Com a dissolução da União Soviética em 1991, os Estados Unidos não enfrentaram nenhum grande concorrente pela liderança global. Embora a economia da Europa Ocidental fosse amplamente comparável em tamanho à economia americana, o continente europeu permaneceu dependente dos Estados Unidos para segurança militar e, de qualquer forma, era um grupo disjunto de nações com políticas externas geralmente subordinadas aos EUA. O Leste Asiático havia crescido rapidamente, mas era uma força geopolítica ainda menor do que a Europa. De acordo com as medições do FMI, o PIB da China medido em dólares internacionais constantes correspondia a 17,5% do PIB americano, apesar de uma população que era 4,6 vezes maior. Sua renda per capita era, portanto, apenas 3,8% da americana, de acordo com as estimativas do FMI. As tecnologias e a capacidade militar da China tinham décadas de atraso em relação aos Estados Unidos, e seu arsenal nuclear era pequeno. Talvez seja compreensível que os formuladores de políticas em Washington presumissem que os Estados Unidos seriam a única superpotência mundial por décadas a fio.
O que eles não previram, é claro, foi a capacidade da China de crescer rapidamente nas décadas seguintes. Entre 1991 e 2021, o PIB da China (medido em dólares internacionais constantes) cresceu 14,1 vezes, enquanto o PIB americano cresceu 2,1 vezes. Em 2021, de acordo com estimativas do FMI, o PIB da China em preços internacionais constantes de 2017 era 18% maior que o PIB dos EUA. O PIB per capita da China aumentou de 3,8% do dos EUA em 1991 para 27,8% em 2021 (estimativas do FMI).
Os rápidos ganhos da China em produção e produção por pessoa foram sustentados por rápidos avanços chineses em conhecimento tecnológico, capacidade de inovar, educação de qualidade em todos os níveis e atualização e modernização da infraestrutura.
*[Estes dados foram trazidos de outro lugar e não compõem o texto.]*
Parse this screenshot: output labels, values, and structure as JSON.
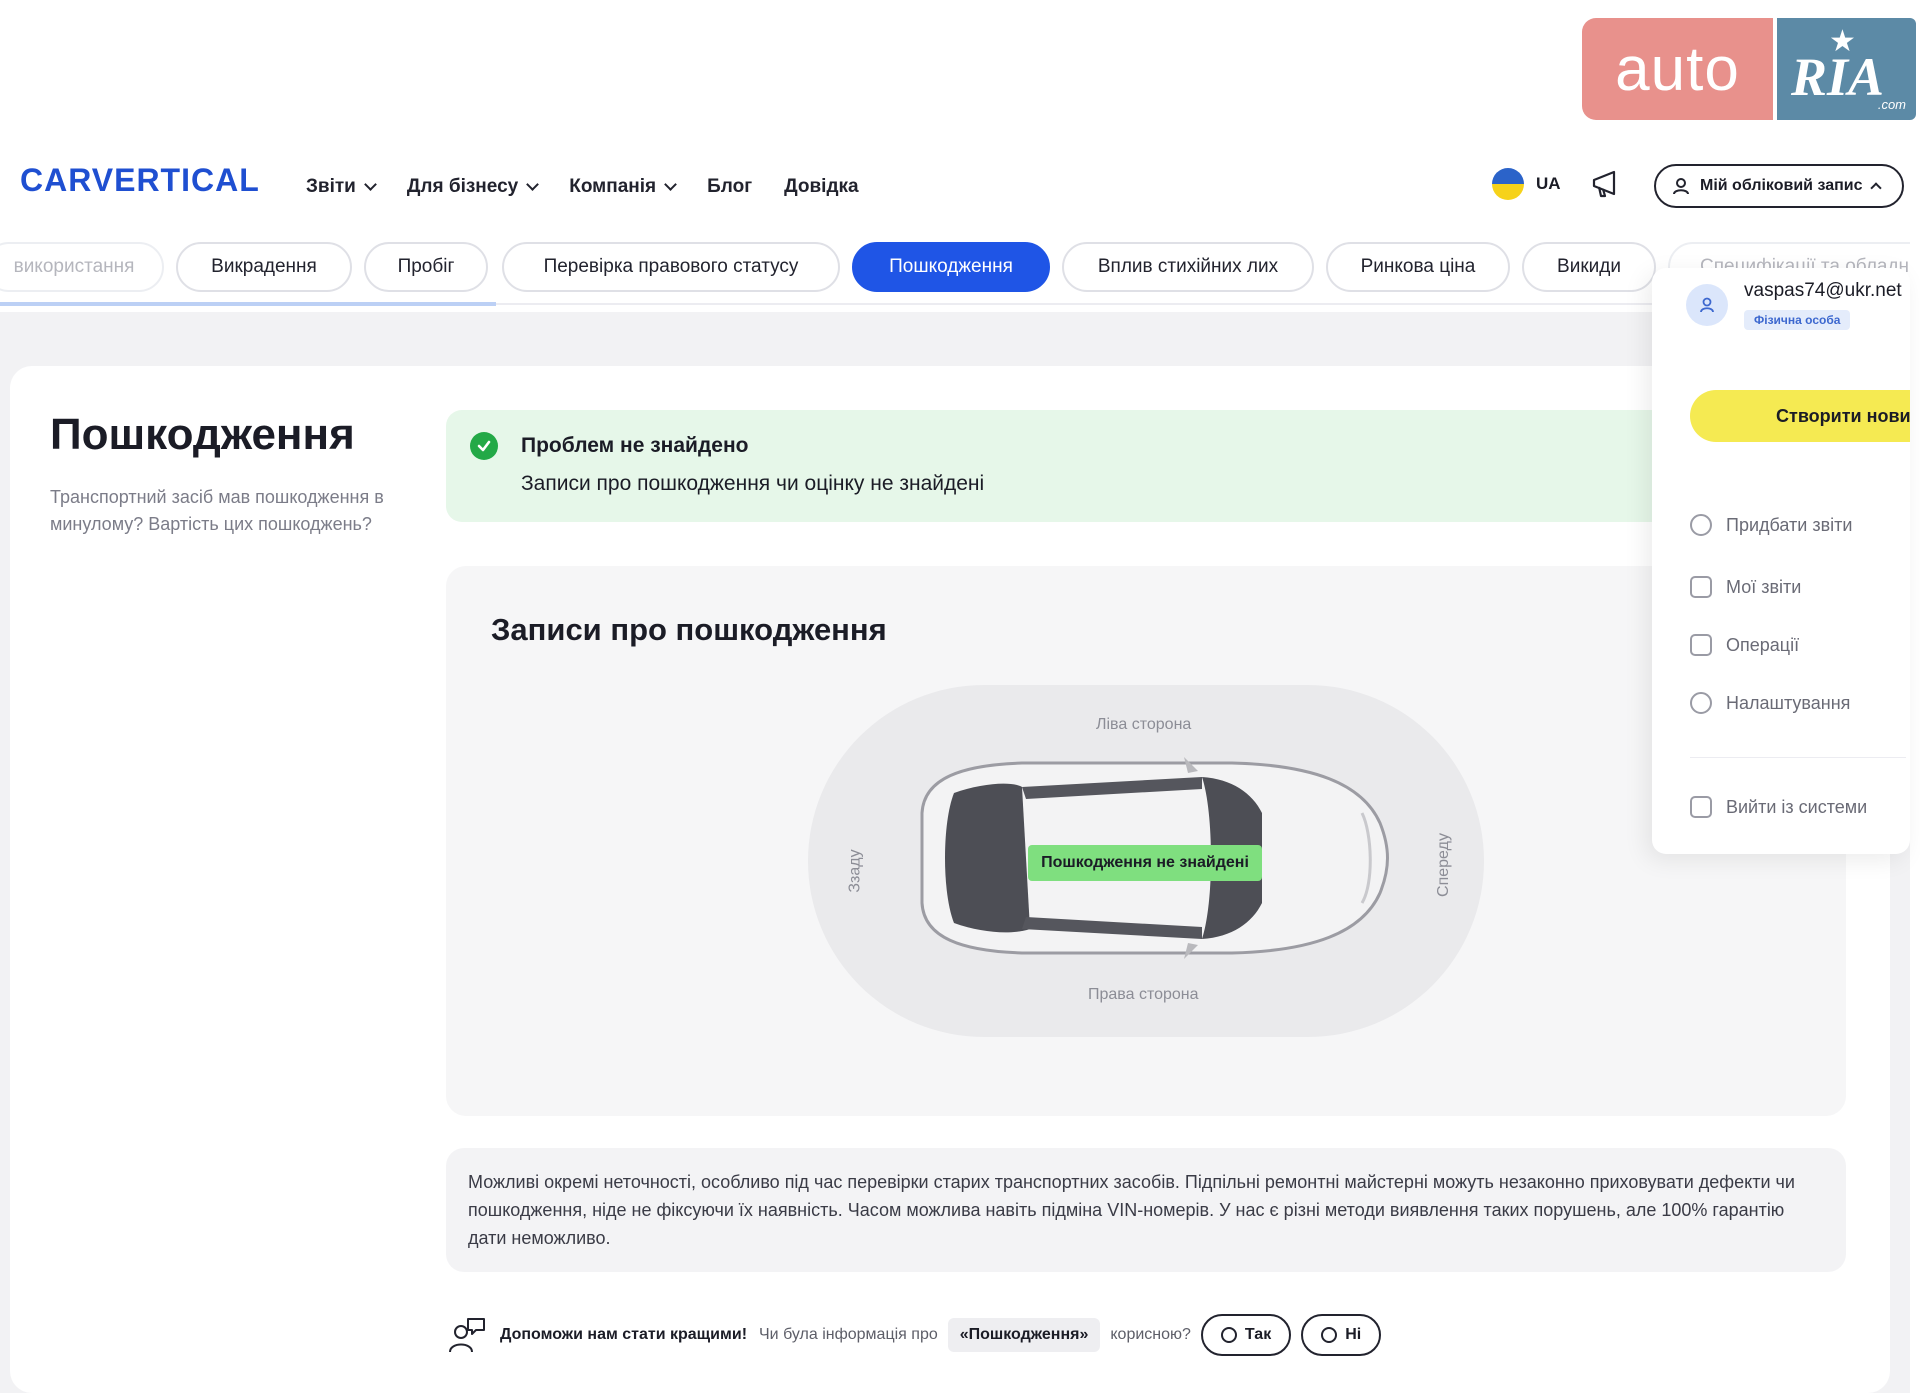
{
  "watermark": {
    "auto": "auto",
    "ria": "RIA",
    "com": ".com"
  },
  "header": {
    "logo": "CARVERTICAL",
    "nav": [
      "Звіти",
      "Для бізнесу",
      "Компанія",
      "Блог",
      "Довідка"
    ],
    "language": "UA",
    "account_button": "Мій обліковий запис"
  },
  "tabs": [
    {
      "label": "використання",
      "state": "faded"
    },
    {
      "label": "Викрадення",
      "state": "normal"
    },
    {
      "label": "Пробіг",
      "state": "normal"
    },
    {
      "label": "Перевірка правового статусу",
      "state": "normal"
    },
    {
      "label": "Пошкодження",
      "state": "active"
    },
    {
      "label": "Вплив стихійних лих",
      "state": "normal"
    },
    {
      "label": "Ринкова ціна",
      "state": "normal"
    },
    {
      "label": "Викиди",
      "state": "normal"
    },
    {
      "label": "Специфікації та обладн",
      "state": "faded"
    }
  ],
  "section": {
    "title": "Пошкодження",
    "description": "Транспортний засіб мав пошкодження в минулому? Вартість цих пошкоджень?"
  },
  "status": {
    "title": "Проблем не знайдено",
    "text": "Записи про пошкодження чи оцінку не знайдені"
  },
  "records": {
    "title": "Записи про пошкодження",
    "left_side": "Ліва сторона",
    "right_side": "Права сторона",
    "rear": "Ззаду",
    "front": "Спереду",
    "badge": "Пошкодження не знайдені"
  },
  "disclaimer": "Можливі окремі неточності, особливо під час перевірки старих транспортних засобів. Підпільні ремонтні майстерні можуть незаконно приховувати дефекти чи пошкодження, ніде не фіксуючи їх наявність. Часом можлива навіть підміна VIN-номерів. У нас є різні методи виявлення таких порушень, але 100% гарантію дати неможливо.",
  "feedback": {
    "prompt": "Допоможи нам стати кращими!",
    "question_start": "Чи була інформація про",
    "topic": "«Пошкодження»",
    "question_end": "корисною?",
    "yes": "Так",
    "no": "Ні"
  },
  "account_menu": {
    "email": "vaspas74@ukr.net",
    "badge": "Фізична особа",
    "create_button": "Створити новий",
    "items": [
      "Придбати звіти",
      "Мої звіти",
      "Операції",
      "Налаштування"
    ],
    "logout": "Вийти із системи"
  },
  "colors": {
    "brand": "#1f4fd1",
    "active_tab": "#1f55e6",
    "success": "#23a947",
    "create": "#f5ea52"
  }
}
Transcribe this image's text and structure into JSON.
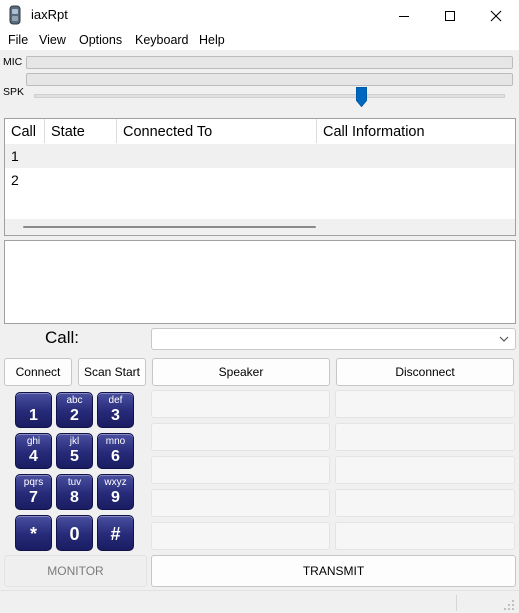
{
  "window": {
    "title": "iaxRpt",
    "controls": {
      "minimize": "minimize",
      "maximize": "maximize",
      "close": "close"
    }
  },
  "menu": [
    "File",
    "View",
    "Options",
    "Keyboard",
    "Help"
  ],
  "audio": {
    "mic_label": "MIC",
    "spk_label": "SPK",
    "mic_level": 0,
    "spk_level": 0,
    "spk_volume": 0.7
  },
  "calls_table": {
    "columns": [
      "Call",
      "State",
      "Connected To",
      "Call Information"
    ],
    "rows": [
      {
        "call": "1",
        "state": "",
        "connected_to": "",
        "info": ""
      },
      {
        "call": "2",
        "state": "",
        "connected_to": "",
        "info": ""
      }
    ]
  },
  "call": {
    "label": "Call:",
    "value": ""
  },
  "buttons": {
    "connect": "Connect",
    "scan_start": "Scan Start",
    "speaker": "Speaker",
    "disconnect": "Disconnect",
    "monitor": "MONITOR",
    "transmit": "TRANSMIT"
  },
  "keypad": [
    {
      "main": "1",
      "sub": ""
    },
    {
      "main": "2",
      "sub": "abc"
    },
    {
      "main": "3",
      "sub": "def"
    },
    {
      "main": "4",
      "sub": "ghi"
    },
    {
      "main": "5",
      "sub": "jkl"
    },
    {
      "main": "6",
      "sub": "mno"
    },
    {
      "main": "7",
      "sub": "pqrs"
    },
    {
      "main": "8",
      "sub": "tuv"
    },
    {
      "main": "9",
      "sub": "wxyz"
    },
    {
      "main": "*",
      "sub": ""
    },
    {
      "main": "0",
      "sub": ""
    },
    {
      "main": "#",
      "sub": ""
    }
  ]
}
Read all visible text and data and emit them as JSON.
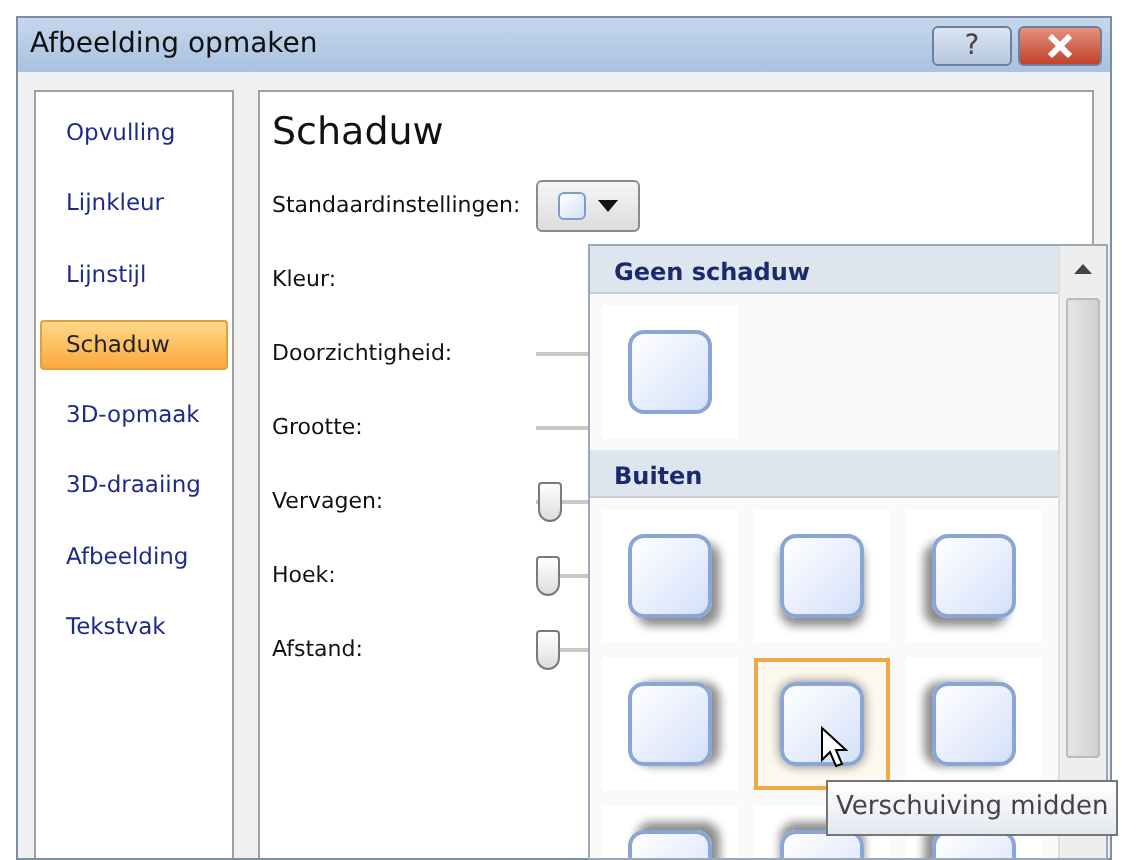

Os ingênuos e às vezes racistas analistas estadunidenses desprezaram o sucesso da China como sendo tão somente decorrência de roubo do know-how americano, como se os Estados Unidos fossem a única sociedade que pudesse aproveitar a ciência e a engenharia modernas e também como se não dependessem de conhecimentos científicos e avanços tecnológicos produzidos em outros lugares. Na verdade, a China está se recuperando ao dominar o conhecimento tecnológico avançado e tomar medidas para se tornar uma grande inovadora autônoma.
Também não devemos negligenciar o crescente poder econômico tanto da Índia quanto da África, esta última incluindo os 54 países da União Africana. O PIB da Índia cresceu 6,3 vezes entre 1991 e 2021, passando de 14,6% do PIB dos Estados Unidos para 44,3% (todos medidos em dólares internacionais). O PIB da África cresceu significativamente durante o mesmo período, atingindo 13,5% do PIB dos EUA em 2022. O mais importante neste contexto é que a África também está se integrando política e economicamente, com avanços importantes em políticas e na infraestrutura física para criar um mercado único interconectado no continente.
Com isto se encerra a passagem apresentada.